LocalLlama Server
Winter Project 2025/26
ALUMINUM AND PLASTIC
The frame is built from 4040 aluminum extrusion and 3D printed brackets. I downloaded the corners from Thingiverse or Printables, the rest I designed for this project in TinkerCAD. Everything is custom. A little way into the project I invested in a filament dryer for the PETG spools and boy oh boy, it's one of the best $50 I ever spent.
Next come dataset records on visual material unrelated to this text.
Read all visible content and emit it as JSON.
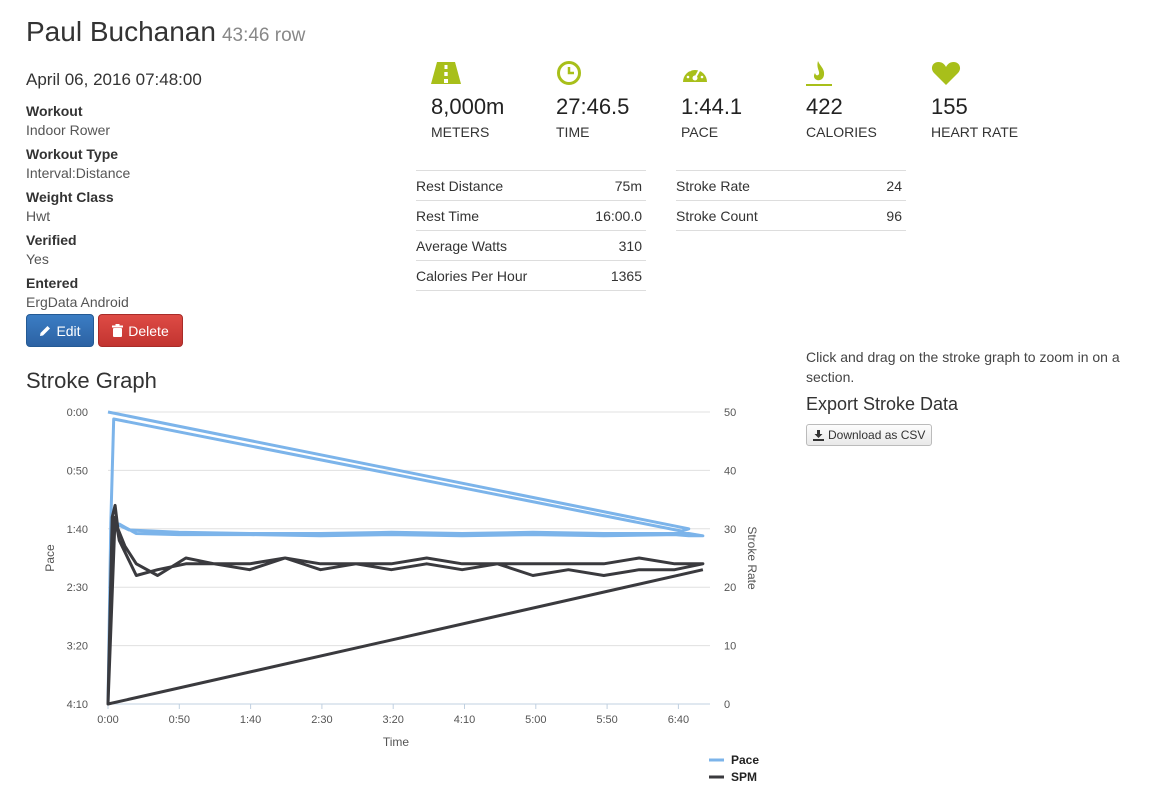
{
  "header": {
    "name": "Paul Buchanan",
    "summary": "43:46 row"
  },
  "date": "April 06, 2016 07:48:00",
  "details": [
    {
      "key": "Workout",
      "value": "Indoor Rower"
    },
    {
      "key": "Workout Type",
      "value": "Interval:Distance"
    },
    {
      "key": "Weight Class",
      "value": "Hwt"
    },
    {
      "key": "Verified",
      "value": "Yes"
    },
    {
      "key": "Entered",
      "value": "ErgData Android"
    }
  ],
  "buttons": {
    "edit": "Edit",
    "delete": "Delete"
  },
  "stats": [
    {
      "icon": "road-icon",
      "value": "8,000m",
      "label": "Meters"
    },
    {
      "icon": "clock-icon",
      "value": "27:46.5",
      "label": "Time"
    },
    {
      "icon": "speedometer-icon",
      "value": "1:44.1",
      "label": "Pace"
    },
    {
      "icon": "flame-icon",
      "value": "422",
      "label": "Calories"
    },
    {
      "icon": "heart-icon",
      "value": "155",
      "label": "Heart Rate"
    }
  ],
  "table_left": [
    {
      "key": "Rest Distance",
      "value": "75m"
    },
    {
      "key": "Rest Time",
      "value": "16:00.0"
    },
    {
      "key": "Average Watts",
      "value": "310"
    },
    {
      "key": "Calories Per Hour",
      "value": "1365"
    }
  ],
  "table_right": [
    {
      "key": "Stroke Rate",
      "value": "24"
    },
    {
      "key": "Stroke Count",
      "value": "96"
    }
  ],
  "help_text": "Click and drag on the stroke graph to zoom in on a section.",
  "export": {
    "title": "Export Stroke Data",
    "button": "Download as CSV"
  },
  "accent_color": "#a8bf1a",
  "chart_data": {
    "type": "line",
    "title": "Stroke Graph",
    "xlabel": "Time",
    "ylabel": "Pace",
    "y2label": "Stroke Rate",
    "x_ticks": [
      "0:00",
      "0:50",
      "1:40",
      "2:30",
      "3:20",
      "4:10",
      "5:00",
      "5:50",
      "6:40"
    ],
    "y_ticks": [
      "0:00",
      "0:50",
      "1:40",
      "2:30",
      "3:20",
      "4:10"
    ],
    "y2_ticks": [
      "50",
      "40",
      "30",
      "20",
      "10",
      "0"
    ],
    "xlim": [
      0,
      425
    ],
    "ylim": [
      0,
      250
    ],
    "y2lim": [
      0,
      50
    ],
    "series": [
      {
        "name": "Pace",
        "axis": "left",
        "color": "#7cb4ea",
        "points": [
          [
            0,
            0
          ],
          [
            410,
            100
          ],
          [
            405,
            102
          ],
          [
            4,
            6
          ],
          [
            2,
            95
          ],
          [
            8,
            96
          ],
          [
            20,
            104
          ],
          [
            50,
            105
          ],
          [
            100,
            105
          ],
          [
            150,
            106
          ],
          [
            200,
            105
          ],
          [
            250,
            106
          ],
          [
            300,
            105
          ],
          [
            350,
            106
          ],
          [
            400,
            105
          ],
          [
            410,
            106
          ],
          [
            420,
            106
          ],
          [
            410,
            104
          ],
          [
            350,
            104
          ],
          [
            300,
            103
          ],
          [
            250,
            104
          ],
          [
            200,
            103
          ],
          [
            150,
            104
          ],
          [
            100,
            104
          ],
          [
            50,
            103
          ],
          [
            15,
            101
          ],
          [
            8,
            97
          ],
          [
            2,
            95
          ],
          [
            0,
            250
          ]
        ]
      },
      {
        "name": "SPM",
        "axis": "right",
        "color": "#3a3a3e",
        "points": [
          [
            0,
            0
          ],
          [
            5,
            32
          ],
          [
            8,
            28
          ],
          [
            12,
            26
          ],
          [
            20,
            22
          ],
          [
            35,
            23
          ],
          [
            55,
            24
          ],
          [
            75,
            24
          ],
          [
            100,
            23
          ],
          [
            125,
            25
          ],
          [
            150,
            24
          ],
          [
            175,
            24
          ],
          [
            200,
            23
          ],
          [
            225,
            24
          ],
          [
            250,
            23
          ],
          [
            275,
            24
          ],
          [
            300,
            24
          ],
          [
            325,
            24
          ],
          [
            350,
            24
          ],
          [
            375,
            25
          ],
          [
            400,
            24
          ],
          [
            420,
            24
          ],
          [
            400,
            23
          ],
          [
            375,
            23
          ],
          [
            350,
            22
          ],
          [
            325,
            23
          ],
          [
            300,
            22
          ],
          [
            275,
            24
          ],
          [
            250,
            24
          ],
          [
            225,
            25
          ],
          [
            200,
            24
          ],
          [
            175,
            24
          ],
          [
            150,
            23
          ],
          [
            125,
            25
          ],
          [
            100,
            24
          ],
          [
            75,
            24
          ],
          [
            55,
            25
          ],
          [
            35,
            22
          ],
          [
            20,
            24
          ],
          [
            12,
            27
          ],
          [
            7,
            30
          ],
          [
            5,
            34
          ],
          [
            3,
            32
          ],
          [
            0,
            0
          ],
          [
            420,
            23
          ]
        ]
      }
    ],
    "legend": {
      "position": "bottom-right"
    }
  }
}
You can see the difference in print quality if you look at the two photos of feet, below.
CREATING THE INTERNAL STRUCTURE
All the parts are black PETG. Threaded inserts are brass heat-press. Feet are squash balls pressed into PETG holders. The EVGA PSU is just for sizing; the real PSU (Superflower Leadex 2800W) was in use while the frame got built. The GPUs are hooked up via PCIe -> MCIO -> PCIe to maintain PCIe Gen5 x16 while running long lengths of cable. Risers would be useless here.
GPU MOUNTS
The idea is that the GPUs vent out the sides of the frame. To do that I made custom brackets. The CPU is an AMD APYC 9B45 128-core Zen5 with cooling from a Silverstone AIO system with upgraded Corsair RS120 Max fans. System RAM is 768GB in 12x 64GB DDR5 6400 MT/s Samsung ECC RDIMMs. SSDs are RAID with 2x 4TB Samsung 9100 PRO and 2x 8TB Samsung 9100 PRO, plus a shitty old 512GB SATA SSD doing boot device duty. The big black SSD heatsinks are silly and I love them. I added DRAM shrouds with 92mm Noctua Chromax fans because the RDIMMs were overheating and throttling. Now they stay chilly and fast. If you look carefully you can see the shround on the 3D printer - the line where a new spool of shitty undried PETG was added is clearly visible!! It was only a prototype so it didn't matter.
SSDs AND LED MATRIX
The SSDs (the ones without heatsink) are mounted in the direct airflow of one of the Chromax 200mm fans. The LED matrix is made from a pair of stacked 32x8 matrices bought from Amazon (https://www.amazon.com/dp/B0B771455N?th=1) with a vibe-coded library for controlling them. It can do scrolling text, static images, and even animated GIFs! The idea is to have it do WOPR-style graphics as it crunches LLMs. Heat is an issue. When doing training runs this server is basically a 2800W heater and the ambient temperature of my office quickly rises to the point where the system cannot keep itself cool simply by moving air. I added a portable minisplit to cool the office, for which I needed to design and build a window venting system! These are made of think insulating board with 3D-printed panels custom-sized to fit my window. Keeps everything nice and temperate.
FINISHED
I'll post some specs of it running LLMs and doing training, batch inference, etc. For now... just server porn.